If the FY2025 total of 75,116 tCO₂e were treated as a baseline, a 90 per cent reduction would require emissions to fall to roughly 7,500 tCO₂e by 2050 — eliminating about 67,600 tonnes over 25 years.

That transition would require sustained annual reductions rather than annual growth.

Mungai argues that this is precisely where Kenyan companies must shift their mindset.

“We must stop treating sustainability as something for big multinationals only,” he says. “It is about competitiveness, access to capital and risk management.”

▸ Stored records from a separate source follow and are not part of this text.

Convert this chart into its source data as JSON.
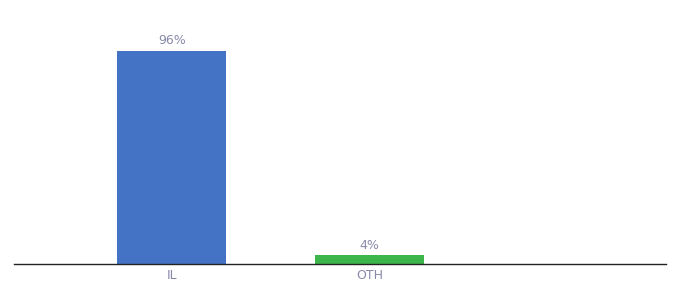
{
  "categories": [
    "IL",
    "OTH"
  ],
  "values": [
    96,
    4
  ],
  "bar_colors": [
    "#4472c4",
    "#3cb54a"
  ],
  "labels": [
    "96%",
    "4%"
  ],
  "ylim": [
    0,
    108
  ],
  "background_color": "#ffffff",
  "label_fontsize": 9,
  "tick_fontsize": 9,
  "bar_width": 0.55,
  "xlim": [
    -0.8,
    2.5
  ]
}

He points to tightening disclosure standards as a structural driver. International Financial Reporting Standards (IFRS) S1 and S2 will require sustainability and climate-related financial disclosures beginning in coming years.

The Nairobi Securities Exchange already requires listed firms to report sustainability performance under Global Reporting Initiative standards, while the Central Bank of Kenya has directed banks to align with climate risk disclosure frameworks.

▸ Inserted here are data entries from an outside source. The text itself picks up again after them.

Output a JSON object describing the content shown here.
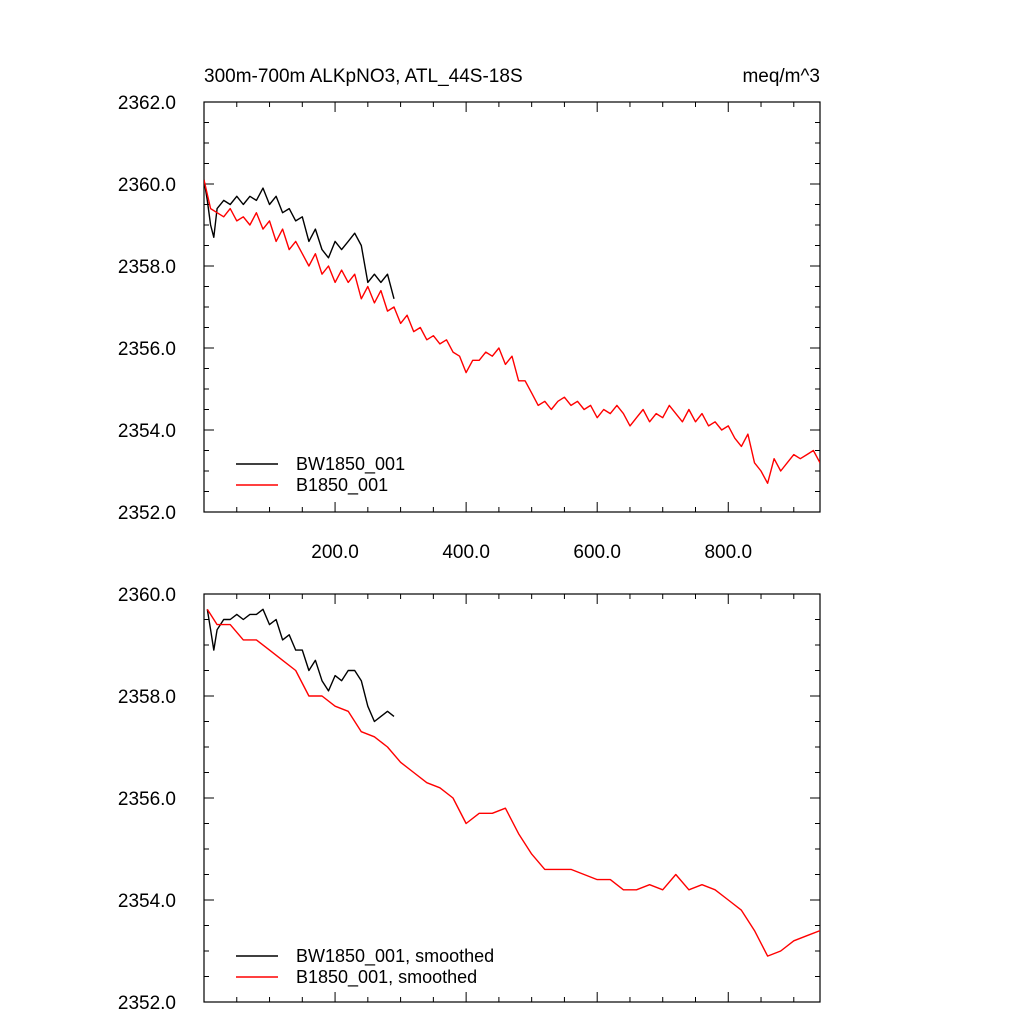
{
  "chart_data": [
    {
      "type": "line",
      "title": "300m-700m ALKpNO3, ATL_44S-18S",
      "units": "meq/m^3",
      "xlim": [
        0,
        940
      ],
      "ylim": [
        2352,
        2362
      ],
      "x_ticks": [
        200,
        400,
        600,
        800
      ],
      "x_tick_labels": [
        "200.0",
        "400.0",
        "600.0",
        "800.0"
      ],
      "y_ticks": [
        2352,
        2354,
        2356,
        2358,
        2360,
        2362
      ],
      "y_tick_labels": [
        "2352.0",
        "2354.0",
        "2356.0",
        "2358.0",
        "2360.0",
        "2362.0"
      ],
      "legend": [
        "BW1850_001",
        "B1850_001"
      ],
      "legend_position": "bottom-left",
      "series": [
        {
          "name": "BW1850_001",
          "color": "#000000",
          "x": [
            0,
            5,
            10,
            15,
            20,
            30,
            40,
            50,
            60,
            70,
            80,
            90,
            100,
            110,
            120,
            130,
            140,
            150,
            160,
            170,
            180,
            190,
            200,
            210,
            220,
            230,
            240,
            250,
            260,
            270,
            280,
            290
          ],
          "y": [
            2360.1,
            2359.6,
            2359.0,
            2358.7,
            2359.4,
            2359.6,
            2359.5,
            2359.7,
            2359.5,
            2359.7,
            2359.6,
            2359.9,
            2359.5,
            2359.7,
            2359.3,
            2359.4,
            2359.1,
            2359.2,
            2358.6,
            2358.9,
            2358.4,
            2358.2,
            2358.6,
            2358.4,
            2358.6,
            2358.8,
            2358.5,
            2357.6,
            2357.8,
            2357.6,
            2357.8,
            2357.2
          ]
        },
        {
          "name": "B1850_001",
          "color": "#ff0000",
          "x": [
            0,
            10,
            20,
            30,
            40,
            50,
            60,
            70,
            80,
            90,
            100,
            110,
            120,
            130,
            140,
            150,
            160,
            170,
            180,
            190,
            200,
            210,
            220,
            230,
            240,
            250,
            260,
            270,
            280,
            290,
            300,
            310,
            320,
            330,
            340,
            350,
            360,
            370,
            380,
            390,
            400,
            410,
            420,
            430,
            440,
            450,
            460,
            470,
            480,
            490,
            500,
            510,
            520,
            530,
            540,
            550,
            560,
            570,
            580,
            590,
            600,
            610,
            620,
            630,
            640,
            650,
            660,
            670,
            680,
            690,
            700,
            710,
            720,
            730,
            740,
            750,
            760,
            770,
            780,
            790,
            800,
            810,
            820,
            830,
            840,
            850,
            860,
            870,
            880,
            890,
            900,
            910,
            920,
            930,
            940
          ],
          "y": [
            2360.1,
            2359.4,
            2359.3,
            2359.2,
            2359.4,
            2359.1,
            2359.2,
            2359.0,
            2359.3,
            2358.9,
            2359.1,
            2358.6,
            2358.9,
            2358.4,
            2358.6,
            2358.3,
            2358.0,
            2358.3,
            2357.8,
            2358.0,
            2357.6,
            2357.9,
            2357.6,
            2357.8,
            2357.2,
            2357.5,
            2357.1,
            2357.4,
            2356.9,
            2357.0,
            2356.6,
            2356.8,
            2356.4,
            2356.5,
            2356.2,
            2356.3,
            2356.1,
            2356.2,
            2355.9,
            2355.8,
            2355.4,
            2355.7,
            2355.7,
            2355.9,
            2355.8,
            2356.0,
            2355.6,
            2355.8,
            2355.2,
            2355.2,
            2354.9,
            2354.6,
            2354.7,
            2354.5,
            2354.7,
            2354.8,
            2354.6,
            2354.7,
            2354.5,
            2354.6,
            2354.3,
            2354.5,
            2354.4,
            2354.6,
            2354.4,
            2354.1,
            2354.3,
            2354.5,
            2354.2,
            2354.4,
            2354.3,
            2354.6,
            2354.4,
            2354.2,
            2354.5,
            2354.2,
            2354.4,
            2354.1,
            2354.2,
            2354.0,
            2354.1,
            2353.8,
            2353.6,
            2353.9,
            2353.2,
            2353.0,
            2352.7,
            2353.3,
            2353.0,
            2353.2,
            2353.4,
            2353.3,
            2353.4,
            2353.5,
            2353.2
          ]
        }
      ]
    },
    {
      "type": "line",
      "xlim": [
        0,
        940
      ],
      "ylim": [
        2352,
        2360
      ],
      "x_ticks": [
        200,
        400,
        600,
        800
      ],
      "y_ticks": [
        2352,
        2354,
        2356,
        2358,
        2360
      ],
      "y_tick_labels": [
        "2352.0",
        "2354.0",
        "2356.0",
        "2358.0",
        "2360.0"
      ],
      "legend": [
        "BW1850_001, smoothed",
        "B1850_001, smoothed"
      ],
      "legend_position": "bottom-left",
      "series": [
        {
          "name": "BW1850_001, smoothed",
          "color": "#000000",
          "x": [
            5,
            10,
            15,
            20,
            30,
            40,
            50,
            60,
            70,
            80,
            90,
            100,
            110,
            120,
            130,
            140,
            150,
            160,
            170,
            180,
            190,
            200,
            210,
            220,
            230,
            240,
            250,
            260,
            270,
            280,
            290
          ],
          "y": [
            2359.7,
            2359.3,
            2358.9,
            2359.3,
            2359.5,
            2359.5,
            2359.6,
            2359.5,
            2359.6,
            2359.6,
            2359.7,
            2359.4,
            2359.5,
            2359.1,
            2359.2,
            2358.9,
            2358.9,
            2358.5,
            2358.7,
            2358.3,
            2358.1,
            2358.4,
            2358.3,
            2358.5,
            2358.5,
            2358.3,
            2357.8,
            2357.5,
            2357.6,
            2357.7,
            2357.6
          ]
        },
        {
          "name": "B1850_001, smoothed",
          "color": "#ff0000",
          "x": [
            5,
            20,
            40,
            60,
            80,
            100,
            120,
            140,
            160,
            180,
            200,
            220,
            240,
            260,
            280,
            300,
            320,
            340,
            360,
            380,
            400,
            420,
            440,
            460,
            480,
            500,
            520,
            540,
            560,
            580,
            600,
            620,
            640,
            660,
            680,
            700,
            720,
            740,
            760,
            780,
            800,
            820,
            840,
            860,
            880,
            900,
            920,
            940
          ],
          "y": [
            2359.7,
            2359.4,
            2359.4,
            2359.1,
            2359.1,
            2358.9,
            2358.7,
            2358.5,
            2358.0,
            2358.0,
            2357.8,
            2357.7,
            2357.3,
            2357.2,
            2357.0,
            2356.7,
            2356.5,
            2356.3,
            2356.2,
            2356.0,
            2355.5,
            2355.7,
            2355.7,
            2355.8,
            2355.3,
            2354.9,
            2354.6,
            2354.6,
            2354.6,
            2354.5,
            2354.4,
            2354.4,
            2354.2,
            2354.2,
            2354.3,
            2354.2,
            2354.5,
            2354.2,
            2354.3,
            2354.2,
            2354.0,
            2353.8,
            2353.4,
            2352.9,
            2353.0,
            2353.2,
            2353.3,
            2353.4
          ]
        }
      ]
    }
  ]
}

“We are at a stage where disclosure is no longer optional,” Mungai says. “Investors are asking different questions. It is no longer just about profit. It is about profit with impact.”

He argues that sustainability strategies, when properly integrated, can unlock new revenue streams, reduce operating costs through energy efficiency, and lower regulatory and litigation risk.

Poor governance, environmental damage or labour rights violations now carry reputational and financial consequences that can travel quickly across global supply chains.

“Sustainability is about managing risk and creating value at the same time,” he says. “If it makes business sense, you do it — regardless of politics.”

The arithmetic, however, remains central. Whether in telecommunications, brewing, banking or agriculture, net-zero claims will increasingly be judged not on aspiration but on disclosed baselines, Scope 3 coverage, absolute emissions trends and verified offset quality.

Kenyan firms have made measurable progress in renewable energy adoption, reporting standards and board-level oversight.

But as global climate scrutiny intensifies, the decisive test will be whether emissions fall in absolute terms, and if they do fast enough.

Ambition may define the narrative but in climate accounting, it is still the numbers that determine credibility.